In January 2017 I started episode one of One Piece. It’s January 2018 and I’m on episode 480.
I didn’t set out to make “finish One Piece” a New Year’s goal and it’d be a terrible one anyway—the show has 800+ episodes and counting and nobody needs to watch that much TV in one year! But I had a lot of days this year where I was feeling down and nothing except Luffy’s relentlessly positive attitude could help.
This was my first experience with One Piece ever since I read some scans back in middle school up to Usopp’s introduction, and I have never seen anything like it. Few anime are this enduring and even if they are, they’re not always worth the time.
I didn’t watch One Piece every day, and I didn’t watch every episode (I skipped a bunch that friends told me were non-manga filler). But it’s definitely the longest I’ve ever spent time with a single piece of media so I wanted to share some of my thoughts.
A story that lasts
Before I began watching, the main thing I knew about One Piece was that it is impossibly long. As of this writing, there are over 800 episodes!
Published in Shonen Jump since 1997, the One Piece manga turned 20 last year. Eiichiro Oda was an early bloomer, launching his career at age 17 when he won several awards for his very first manga, Wanted! He worked as a manga assistant until age 22 when he first published One Piece, a hit from the very beginning.
Initially, Oda had the entire story planned out for a five-year run. But because it got so popular, it took on a life of its own. Today One Piece is the best-selling manga in history and among the top 10 best-selling anime in Japan. All this, and it’s only slightly more than halfway complete.
With that forecasted ending in mind, it’s impressive to see how thoughtfully the plot moves. I’m at the Summit War arc that has been signposted for ages, ever since Ace gave Luffy a mysterious blank piece of paper. It’s a climax that formed organically from an initial quest to visit Fishman Island, and I’m still surprised at how much that got out of hand. It’s a long story, but every twist deepens the plot and strengthens the reality of the One Piece world.
A story that inspires
Perhaps it’s because Oda already knows how it’s going to end, but I never feel like One Piece is taking me for a ride that isn’t going to pay off, even when circumstances take the characters further from their goal than ever. Oda is a master of this “darkest before the dawn” storytelling style: just when a terrible outcome for Luffy seems inevitable, he manages to turn it around.

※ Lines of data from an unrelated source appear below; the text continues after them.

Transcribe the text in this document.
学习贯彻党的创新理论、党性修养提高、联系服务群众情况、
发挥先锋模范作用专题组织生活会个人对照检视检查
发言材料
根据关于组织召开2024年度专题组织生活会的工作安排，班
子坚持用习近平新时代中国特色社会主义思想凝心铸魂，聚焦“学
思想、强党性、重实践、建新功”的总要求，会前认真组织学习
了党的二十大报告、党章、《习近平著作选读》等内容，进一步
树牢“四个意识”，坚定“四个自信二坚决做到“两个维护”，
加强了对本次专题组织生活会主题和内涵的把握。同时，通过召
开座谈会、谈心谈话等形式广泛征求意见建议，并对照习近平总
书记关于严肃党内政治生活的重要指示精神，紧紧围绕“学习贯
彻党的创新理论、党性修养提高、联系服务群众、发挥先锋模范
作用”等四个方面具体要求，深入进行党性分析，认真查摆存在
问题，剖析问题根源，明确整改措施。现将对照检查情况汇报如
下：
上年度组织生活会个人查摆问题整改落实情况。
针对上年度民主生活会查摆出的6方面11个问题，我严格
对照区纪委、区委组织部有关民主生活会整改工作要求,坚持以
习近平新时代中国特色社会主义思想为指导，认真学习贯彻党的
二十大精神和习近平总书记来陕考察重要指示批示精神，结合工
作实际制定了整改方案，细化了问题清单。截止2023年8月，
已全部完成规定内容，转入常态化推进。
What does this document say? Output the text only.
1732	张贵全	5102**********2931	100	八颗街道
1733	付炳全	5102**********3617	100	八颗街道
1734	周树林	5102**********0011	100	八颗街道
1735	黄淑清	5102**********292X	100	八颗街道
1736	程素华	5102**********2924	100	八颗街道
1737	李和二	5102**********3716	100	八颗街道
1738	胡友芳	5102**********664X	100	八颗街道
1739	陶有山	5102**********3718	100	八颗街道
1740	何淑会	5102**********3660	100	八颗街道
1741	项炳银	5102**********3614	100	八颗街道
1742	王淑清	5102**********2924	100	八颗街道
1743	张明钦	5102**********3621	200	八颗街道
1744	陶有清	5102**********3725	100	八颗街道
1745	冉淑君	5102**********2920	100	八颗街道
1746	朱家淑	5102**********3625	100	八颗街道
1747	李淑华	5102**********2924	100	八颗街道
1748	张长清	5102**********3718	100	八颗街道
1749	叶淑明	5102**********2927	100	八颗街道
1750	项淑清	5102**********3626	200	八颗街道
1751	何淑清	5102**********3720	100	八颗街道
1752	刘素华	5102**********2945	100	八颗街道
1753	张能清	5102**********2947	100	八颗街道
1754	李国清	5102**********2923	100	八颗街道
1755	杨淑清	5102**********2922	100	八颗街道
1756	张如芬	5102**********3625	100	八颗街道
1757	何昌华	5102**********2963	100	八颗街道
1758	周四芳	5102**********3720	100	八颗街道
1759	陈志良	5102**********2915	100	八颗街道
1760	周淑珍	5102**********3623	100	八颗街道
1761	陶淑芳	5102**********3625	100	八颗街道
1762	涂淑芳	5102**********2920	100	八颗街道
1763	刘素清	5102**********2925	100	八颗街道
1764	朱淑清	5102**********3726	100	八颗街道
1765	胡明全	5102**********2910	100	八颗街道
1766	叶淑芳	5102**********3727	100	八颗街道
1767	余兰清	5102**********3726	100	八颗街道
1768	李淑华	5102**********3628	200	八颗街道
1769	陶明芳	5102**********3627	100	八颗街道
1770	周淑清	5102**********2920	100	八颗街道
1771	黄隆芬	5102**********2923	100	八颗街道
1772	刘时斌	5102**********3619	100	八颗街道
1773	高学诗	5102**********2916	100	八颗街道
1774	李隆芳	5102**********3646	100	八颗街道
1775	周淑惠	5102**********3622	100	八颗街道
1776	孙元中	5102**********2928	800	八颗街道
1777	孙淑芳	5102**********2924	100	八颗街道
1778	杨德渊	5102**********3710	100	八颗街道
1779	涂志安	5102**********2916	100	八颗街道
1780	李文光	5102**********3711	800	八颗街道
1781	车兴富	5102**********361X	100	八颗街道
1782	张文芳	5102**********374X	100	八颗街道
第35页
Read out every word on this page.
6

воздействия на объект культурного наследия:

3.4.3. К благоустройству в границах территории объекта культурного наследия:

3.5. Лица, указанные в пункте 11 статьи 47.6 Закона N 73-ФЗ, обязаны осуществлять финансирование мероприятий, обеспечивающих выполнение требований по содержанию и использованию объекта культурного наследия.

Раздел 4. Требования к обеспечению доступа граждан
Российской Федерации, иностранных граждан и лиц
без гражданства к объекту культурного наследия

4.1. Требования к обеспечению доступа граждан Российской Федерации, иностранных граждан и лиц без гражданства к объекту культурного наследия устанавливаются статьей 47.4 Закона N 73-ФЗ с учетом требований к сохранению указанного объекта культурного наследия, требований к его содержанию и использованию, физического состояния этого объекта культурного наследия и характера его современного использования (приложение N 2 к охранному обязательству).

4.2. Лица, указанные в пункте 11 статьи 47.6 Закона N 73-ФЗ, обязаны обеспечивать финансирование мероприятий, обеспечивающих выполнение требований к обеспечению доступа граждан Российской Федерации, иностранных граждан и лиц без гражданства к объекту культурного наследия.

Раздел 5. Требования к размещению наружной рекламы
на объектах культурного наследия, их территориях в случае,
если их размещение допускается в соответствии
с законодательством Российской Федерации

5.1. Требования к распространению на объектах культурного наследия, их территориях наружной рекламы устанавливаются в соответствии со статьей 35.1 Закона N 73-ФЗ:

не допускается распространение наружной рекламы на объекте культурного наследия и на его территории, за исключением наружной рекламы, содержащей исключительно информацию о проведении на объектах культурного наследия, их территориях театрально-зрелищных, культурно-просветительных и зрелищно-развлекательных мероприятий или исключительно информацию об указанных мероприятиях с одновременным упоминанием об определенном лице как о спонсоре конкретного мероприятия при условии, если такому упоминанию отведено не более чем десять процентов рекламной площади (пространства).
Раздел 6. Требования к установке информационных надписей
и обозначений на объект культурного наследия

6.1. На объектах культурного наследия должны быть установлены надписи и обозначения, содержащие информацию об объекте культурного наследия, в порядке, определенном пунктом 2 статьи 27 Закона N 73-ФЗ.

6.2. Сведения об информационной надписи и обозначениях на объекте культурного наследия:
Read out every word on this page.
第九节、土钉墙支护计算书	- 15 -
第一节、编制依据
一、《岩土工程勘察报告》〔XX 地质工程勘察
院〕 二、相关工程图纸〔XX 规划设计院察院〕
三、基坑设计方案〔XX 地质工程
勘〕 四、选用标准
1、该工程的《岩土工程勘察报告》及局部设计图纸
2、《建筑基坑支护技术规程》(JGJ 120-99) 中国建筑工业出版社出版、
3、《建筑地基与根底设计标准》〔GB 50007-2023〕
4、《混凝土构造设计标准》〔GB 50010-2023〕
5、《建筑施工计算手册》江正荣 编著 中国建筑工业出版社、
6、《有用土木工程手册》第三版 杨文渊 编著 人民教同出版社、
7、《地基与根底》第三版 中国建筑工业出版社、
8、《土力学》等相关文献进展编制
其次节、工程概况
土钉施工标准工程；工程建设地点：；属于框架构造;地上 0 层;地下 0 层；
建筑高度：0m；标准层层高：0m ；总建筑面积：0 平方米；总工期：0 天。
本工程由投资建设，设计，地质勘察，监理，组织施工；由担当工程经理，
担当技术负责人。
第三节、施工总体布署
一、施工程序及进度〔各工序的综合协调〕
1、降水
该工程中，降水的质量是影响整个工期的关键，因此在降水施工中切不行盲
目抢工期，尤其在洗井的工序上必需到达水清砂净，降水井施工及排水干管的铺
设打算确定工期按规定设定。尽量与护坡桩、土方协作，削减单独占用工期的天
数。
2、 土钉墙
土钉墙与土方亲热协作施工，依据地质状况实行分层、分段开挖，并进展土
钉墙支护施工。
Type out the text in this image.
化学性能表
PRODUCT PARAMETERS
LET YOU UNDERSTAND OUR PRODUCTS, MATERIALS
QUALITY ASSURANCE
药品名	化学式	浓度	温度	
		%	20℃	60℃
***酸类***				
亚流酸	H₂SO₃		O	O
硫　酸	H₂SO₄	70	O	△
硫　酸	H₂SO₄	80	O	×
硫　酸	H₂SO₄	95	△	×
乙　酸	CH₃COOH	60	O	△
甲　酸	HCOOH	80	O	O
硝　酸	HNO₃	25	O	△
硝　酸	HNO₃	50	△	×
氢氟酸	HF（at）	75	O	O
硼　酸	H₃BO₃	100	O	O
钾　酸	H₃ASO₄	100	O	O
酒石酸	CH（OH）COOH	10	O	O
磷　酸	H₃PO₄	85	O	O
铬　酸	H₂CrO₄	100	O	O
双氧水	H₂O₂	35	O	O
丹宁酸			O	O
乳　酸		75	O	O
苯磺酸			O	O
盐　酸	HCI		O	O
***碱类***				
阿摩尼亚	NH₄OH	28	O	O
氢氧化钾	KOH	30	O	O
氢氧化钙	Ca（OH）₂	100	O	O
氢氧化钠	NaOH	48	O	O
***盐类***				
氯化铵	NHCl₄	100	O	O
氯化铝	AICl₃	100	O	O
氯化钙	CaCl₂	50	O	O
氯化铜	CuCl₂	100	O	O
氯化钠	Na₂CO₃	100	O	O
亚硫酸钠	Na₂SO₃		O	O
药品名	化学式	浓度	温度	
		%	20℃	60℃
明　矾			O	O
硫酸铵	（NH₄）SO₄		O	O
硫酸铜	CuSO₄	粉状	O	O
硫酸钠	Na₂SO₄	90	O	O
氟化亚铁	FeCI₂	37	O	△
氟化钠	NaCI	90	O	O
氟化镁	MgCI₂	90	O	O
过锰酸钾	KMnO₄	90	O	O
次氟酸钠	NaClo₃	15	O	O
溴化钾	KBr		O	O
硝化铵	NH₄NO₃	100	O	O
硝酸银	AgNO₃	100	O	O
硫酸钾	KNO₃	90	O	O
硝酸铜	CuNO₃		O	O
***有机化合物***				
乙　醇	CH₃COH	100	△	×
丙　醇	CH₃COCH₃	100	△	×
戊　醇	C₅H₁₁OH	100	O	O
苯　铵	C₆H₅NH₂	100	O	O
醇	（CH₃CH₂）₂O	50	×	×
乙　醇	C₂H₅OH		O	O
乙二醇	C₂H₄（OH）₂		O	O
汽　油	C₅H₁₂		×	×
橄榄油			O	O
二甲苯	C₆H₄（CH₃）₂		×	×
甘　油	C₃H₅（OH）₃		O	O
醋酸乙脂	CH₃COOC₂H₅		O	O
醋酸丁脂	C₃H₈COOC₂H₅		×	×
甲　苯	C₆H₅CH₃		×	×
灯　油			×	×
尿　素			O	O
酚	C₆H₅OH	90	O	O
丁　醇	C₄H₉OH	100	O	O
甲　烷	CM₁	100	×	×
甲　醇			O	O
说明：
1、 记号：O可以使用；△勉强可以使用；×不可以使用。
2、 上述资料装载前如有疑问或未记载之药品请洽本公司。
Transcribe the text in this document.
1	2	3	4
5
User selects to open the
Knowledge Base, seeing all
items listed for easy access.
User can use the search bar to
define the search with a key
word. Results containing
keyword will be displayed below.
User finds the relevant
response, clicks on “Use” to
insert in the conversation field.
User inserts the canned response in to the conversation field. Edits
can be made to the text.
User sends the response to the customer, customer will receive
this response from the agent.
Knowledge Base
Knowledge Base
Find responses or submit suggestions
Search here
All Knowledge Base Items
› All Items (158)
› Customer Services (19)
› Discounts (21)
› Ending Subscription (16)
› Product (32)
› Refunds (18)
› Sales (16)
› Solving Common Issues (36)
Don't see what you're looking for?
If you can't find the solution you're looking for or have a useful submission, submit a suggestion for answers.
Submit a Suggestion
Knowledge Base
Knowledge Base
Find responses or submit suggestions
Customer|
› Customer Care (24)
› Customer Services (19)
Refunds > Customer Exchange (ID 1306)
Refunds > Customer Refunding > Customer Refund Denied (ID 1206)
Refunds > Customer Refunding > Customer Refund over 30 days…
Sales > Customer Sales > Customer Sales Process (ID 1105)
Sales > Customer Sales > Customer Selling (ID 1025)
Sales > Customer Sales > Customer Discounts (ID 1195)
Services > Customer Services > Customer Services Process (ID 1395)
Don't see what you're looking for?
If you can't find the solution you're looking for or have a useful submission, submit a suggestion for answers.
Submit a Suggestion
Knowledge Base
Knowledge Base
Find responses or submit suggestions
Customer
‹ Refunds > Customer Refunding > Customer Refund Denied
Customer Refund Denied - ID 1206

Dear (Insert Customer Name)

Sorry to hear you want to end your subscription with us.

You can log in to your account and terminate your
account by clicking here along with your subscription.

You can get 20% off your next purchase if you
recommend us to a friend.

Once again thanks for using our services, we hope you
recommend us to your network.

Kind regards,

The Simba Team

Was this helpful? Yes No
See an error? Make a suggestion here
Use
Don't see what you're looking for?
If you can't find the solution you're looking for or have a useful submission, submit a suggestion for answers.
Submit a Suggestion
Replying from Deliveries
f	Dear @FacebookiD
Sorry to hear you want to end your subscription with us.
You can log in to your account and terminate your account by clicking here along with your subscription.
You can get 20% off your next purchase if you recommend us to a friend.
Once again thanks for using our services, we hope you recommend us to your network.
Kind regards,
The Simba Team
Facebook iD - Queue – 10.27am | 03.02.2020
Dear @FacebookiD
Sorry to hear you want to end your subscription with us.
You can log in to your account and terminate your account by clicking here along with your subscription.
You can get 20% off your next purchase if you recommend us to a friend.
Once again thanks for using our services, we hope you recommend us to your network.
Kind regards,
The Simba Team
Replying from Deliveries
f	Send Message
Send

It’s interesting to watch One Piece as a model for suspenseful fiction. What keeps so many viewers so engaged for so long? Many other stories have a motley cast of unique heroes and villains, emotional arcs of friendship and redemption, and an uncommonly positive message. There are also things One Piece does badly, like its insensitivity toward LGBT people and Sanji’s attitude toward women. What makes it irresistible in spite of its many flaws?
If I were to put my finger on what One Piece has and so many other shows do not is a world that is markedly different from our own but nonetheless too real-feeling to question. A spirit of exploration only works in a world where viewers truly believe that tuning in means making rewarding discoveries they have never seen before and won’t find anywhere else. I’m not saying that One Piece makes viewers lose their grips on reality; I’m saying that its characters, settings, and storylines make sense in a logic that fits this story alone, so clearly that readers and viewers don’t question it.
A lot of stories are entertaining; few make their viewers believe in them so deeply.
You can still start now
I thought that my One Piece window had closed forever. It’s already long and it’s still going! It’s impossible to catch up. So when I started watching, I decided I wouldn’t catch up.
Trying to get current on One Piece sounds like a job I don’t want, so when I clicked play on episode one last January, I told myself I’d only watch it when I felt like it. I stuck to that but I didn’t expect just how much I’d feel like it. I admit I didn’t read as many books as usual in 2017 because instead of reading a chapter before bed, I’d watch an episode or two of One Piece.
Right now I’ve gotten back to reading more books, plus it’s the start of a new season and I’m watching a lot of first episodes. I haven’t watched any One Piece so far in January, but I’m not concerned about it. When I’m ready to watch more, it’ll still be there—and a lot of it!
In other words, don’t let the show’s intimidating length stop you. You can still enjoy it in 2018. You can watch a little and pause whenever. You can even call it quits. But if you manage to do that, I’m guessing you have a lot more willpower than me.